Under the Interim Relief Programme run mainly between 2008 and 2012, the government paid families of those killed or disappeared an initial NPR 100,000, later raised in instalments to a total of NPR 1 million (Rs 10 lakh) per family, alongside scholarships for children of the deceased and payments of up to NPR 200,000 for those disabled in the conflict. However, torture survivors and victims of conflict-era rape and sexual violence were excluded from interim relief altogether — one of the main injustices the amended law is meant to correct.

The 2024 Act makes reparation a legal right of victims, covering compensation, restitution, rehabilitation, and education, health and employment support, to be recommended by the commissions after case verification. Victims should keep their complaint registration numbers, apply for a victim identity card once the commissions issue them, and route relief queries through the commissions or the Ministry of Home Affairs, which inherited the conflict-victim relief functions of the former Ministry of Peace and Reconstruction. Because procedures are still being finalised under new regulations, victims should rely only on official commission notices and never pay intermediaries.

Questions

Transitional Justice in Nepal: TRC, CIEDP and the 2024 TJ Act — FAQ

What is the Truth and Reconciliation Commission (TRC) in Nepal?+

The TRC is a statutory body formed on 10 February 2015 under the Enforced Disappearances Enquiry, Truth and Reconciliation Commission Act, 2071 (2014). It investigates gross human rights violations committed during the 1996-2006 armed conflict, establishes the truth, and recommends reparations and legal action. It has registered 63,718 complaints, plus more than 11,000 new ones filed in 2025.

How many people died in Nepal's civil war?+

The UN OHCHR's 2012 Nepal Conflict Report estimated about 13,000 people killed and more than 1,300 forcibly disappeared during the 1996-2006 conflict. Government records compiled later list more than 17,000 conflict deaths. Both state forces and Maoist rebels were responsible for killings and disappearances.

What is the CIEDP in Nepal?+

The Commission of Investigation on Enforced Disappeared Persons (CIEDP) is the TRC's sister body, also formed on 10 February 2015, mandated to investigate conflict-era enforced disappearances. It has registered about 3,300 complaints and in 2020 published a list of 2,506 people it considered disappeared, though the fate of victims remains officially unresolved.

What did the Transitional Justice Act 2024 change in Nepal?+

The amendment, authenticated on 29 August 2024, bars amnesty for serious violations (rape and serious sexual violence, killings of unarmed persons or civilians, enforced disappearance and cruel torture), creates a three-judge Special Court for prosecutions, makes reparation a victim's legal right, and opened a fresh three-month complaint window.

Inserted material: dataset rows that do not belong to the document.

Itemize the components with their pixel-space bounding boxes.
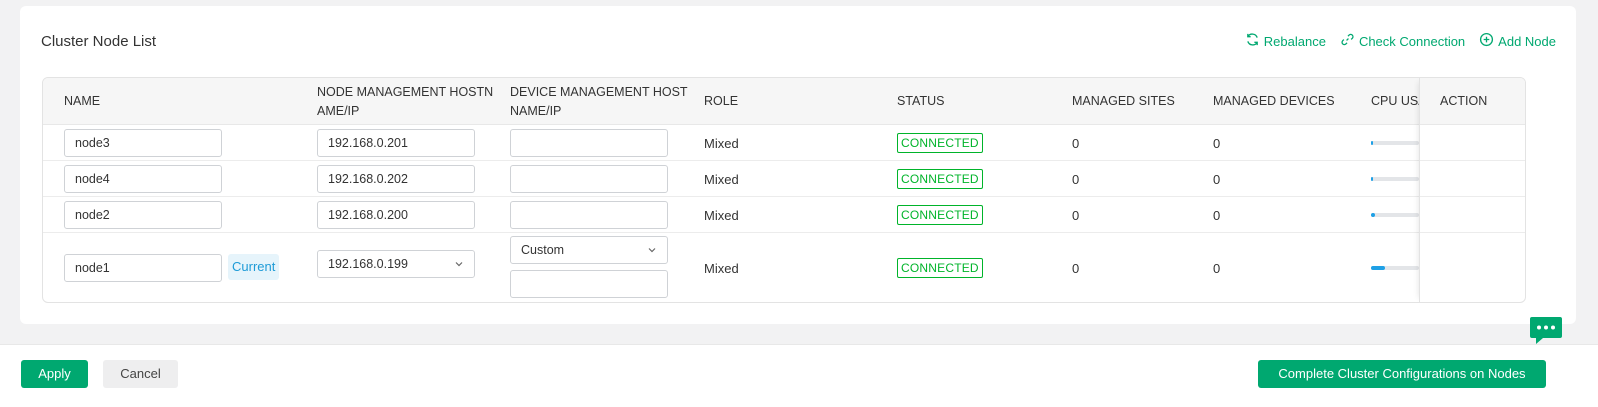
device-host-mode-select[interactable]: Custom <box>510 236 668 264</box>
cancel-button[interactable]: Cancel <box>103 360 178 388</box>
card-actions: Rebalance Check Connection Add Node <box>1245 32 1556 50</box>
header-managed-sites: MANAGED SITES <box>1072 94 1175 108</box>
header-device-management: DEVICE MANAGEMENT HOST NAME/IP <box>510 83 688 121</box>
cpu-usage-bar <box>1371 177 1419 181</box>
node-ip-input[interactable]: 192.168.0.202 <box>317 165 475 193</box>
table-row: node3 192.168.0.201 Mixed CONNECTED 0 0 <box>43 125 1525 161</box>
node-ip-input[interactable]: 192.168.0.200 <box>317 201 475 229</box>
chat-bubble-icon <box>1530 317 1562 344</box>
header-device-management-line2: NAME/IP <box>510 104 562 118</box>
managed-sites-value: 0 <box>1072 136 1080 151</box>
plus-circle-icon <box>1479 32 1494 50</box>
card-title: Cluster Node List <box>41 33 157 50</box>
refresh-icon <box>1245 32 1260 50</box>
current-node-tag: Current <box>228 254 280 280</box>
header-node-management: NODE MANAGEMENT HOSTN AME/IP <box>317 83 493 121</box>
header-name: NAME <box>64 94 101 108</box>
cpu-usage-fill <box>1371 141 1373 145</box>
role-value: Mixed <box>704 261 739 276</box>
managed-devices-value: 0 <box>1213 261 1221 276</box>
device-host-input[interactable] <box>510 201 668 229</box>
cpu-usage-fill <box>1371 177 1373 181</box>
header-status: STATUS <box>897 94 945 108</box>
table-header: NAME NODE MANAGEMENT HOSTN AME/IP DEVICE… <box>43 78 1525 125</box>
header-action: ACTION <box>1420 78 1525 125</box>
header-node-management-line1: NODE MANAGEMENT HOSTN <box>317 85 494 99</box>
check-connection-link[interactable]: Check Connection <box>1340 32 1465 50</box>
cpu-usage-bar <box>1371 141 1419 145</box>
managed-sites-value: 0 <box>1072 208 1080 223</box>
chevron-down-icon <box>455 262 463 267</box>
device-host-input[interactable] <box>510 129 668 157</box>
add-node-link[interactable]: Add Node <box>1479 32 1556 50</box>
rebalance-label: Rebalance <box>1263 33 1326 49</box>
managed-sites-value: 0 <box>1072 172 1080 187</box>
header-node-management-line2: AME/IP <box>317 104 360 118</box>
header-managed-devices: MANAGED DEVICES <box>1213 94 1335 108</box>
footer-bar: Apply Cancel Complete Cluster Configurat… <box>0 344 1598 407</box>
table-row: node1 Current 192.168.0.199 Custom Mixed… <box>43 233 1525 302</box>
cpu-usage-bar <box>1371 213 1419 217</box>
add-node-label: Add Node <box>1498 33 1556 49</box>
status-badge: CONNECTED <box>897 205 983 225</box>
node-ip-select[interactable]: 192.168.0.199 <box>317 250 475 278</box>
header-role: ROLE <box>704 94 739 108</box>
cpu-usage-fill <box>1371 213 1375 217</box>
device-host-input[interactable] <box>510 270 668 298</box>
managed-devices-value: 0 <box>1213 172 1221 187</box>
check-connection-label: Check Connection <box>1358 33 1466 49</box>
node-name-input[interactable]: node3 <box>64 129 222 157</box>
node-name-input[interactable]: node1 <box>64 254 222 282</box>
device-host-input[interactable] <box>510 165 668 193</box>
status-badge: CONNECTED <box>897 133 983 153</box>
role-value: Mixed <box>704 172 739 187</box>
link-icon <box>1340 32 1355 50</box>
chevron-down-icon <box>648 248 656 253</box>
chat-support-button[interactable] <box>1529 316 1563 346</box>
status-badge: CONNECTED <box>897 169 983 189</box>
node-table: NAME NODE MANAGEMENT HOSTN AME/IP DEVICE… <box>42 77 1526 303</box>
action-column: ACTION <box>1419 78 1525 302</box>
cluster-node-card: Cluster Node List Rebalance Check Connec… <box>20 6 1576 324</box>
managed-devices-value: 0 <box>1213 136 1221 151</box>
complete-cluster-config-button[interactable]: Complete Cluster Configurations on Nodes <box>1258 360 1546 388</box>
role-value: Mixed <box>704 136 739 151</box>
managed-devices-value: 0 <box>1213 208 1221 223</box>
node-ip-input[interactable]: 192.168.0.201 <box>317 129 475 157</box>
cpu-usage-bar <box>1371 266 1419 270</box>
rebalance-link[interactable]: Rebalance <box>1245 32 1326 50</box>
cpu-usage-fill <box>1371 266 1385 270</box>
header-device-management-line1: DEVICE MANAGEMENT HOST <box>510 85 688 99</box>
status-badge: CONNECTED <box>897 258 983 278</box>
device-host-mode-value: Custom <box>521 243 565 257</box>
table-row: node2 192.168.0.200 Mixed CONNECTED 0 0 <box>43 197 1525 233</box>
role-value: Mixed <box>704 208 739 223</box>
node-ip-select-value: 192.168.0.199 <box>328 257 408 271</box>
node-name-input[interactable]: node2 <box>64 201 222 229</box>
managed-sites-value: 0 <box>1072 261 1080 276</box>
apply-button[interactable]: Apply <box>21 360 88 388</box>
table-row: node4 192.168.0.202 Mixed CONNECTED 0 0 <box>43 161 1525 197</box>
node-name-input[interactable]: node4 <box>64 165 222 193</box>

Critics fault its narrow definitions and a provision letting the Attorney General seek sentences reduced by up to 75 percent.

Can perpetrators of conflict-era crimes get amnesty in Nepal?+

Not for serious violations. Nepal's Supreme Court ruled on 26 February 2015 that amnesty for grave crimes such as murder, rape, torture and enforced disappearance is unconstitutional, and the 2024 amended Act reflects this. Amnesty is possible only for lesser violations, and only if the perpetrator discloses the truth and the victim freely consents.

How can conflict victims register a complaint or claim reparations?+

Victims file a written complaint, with supporting documents, to the TRC (killings, torture, sexual violence and other violations) or the CIEDP (disappearances) during officially announced registration windows — in person in Kathmandu, by email, or via channels named in the notice. Filing is free, sexual violence survivors can request sealed, coded submissions, and registered victims can later claim reparations, which the 2024 Act recognises as a legal right.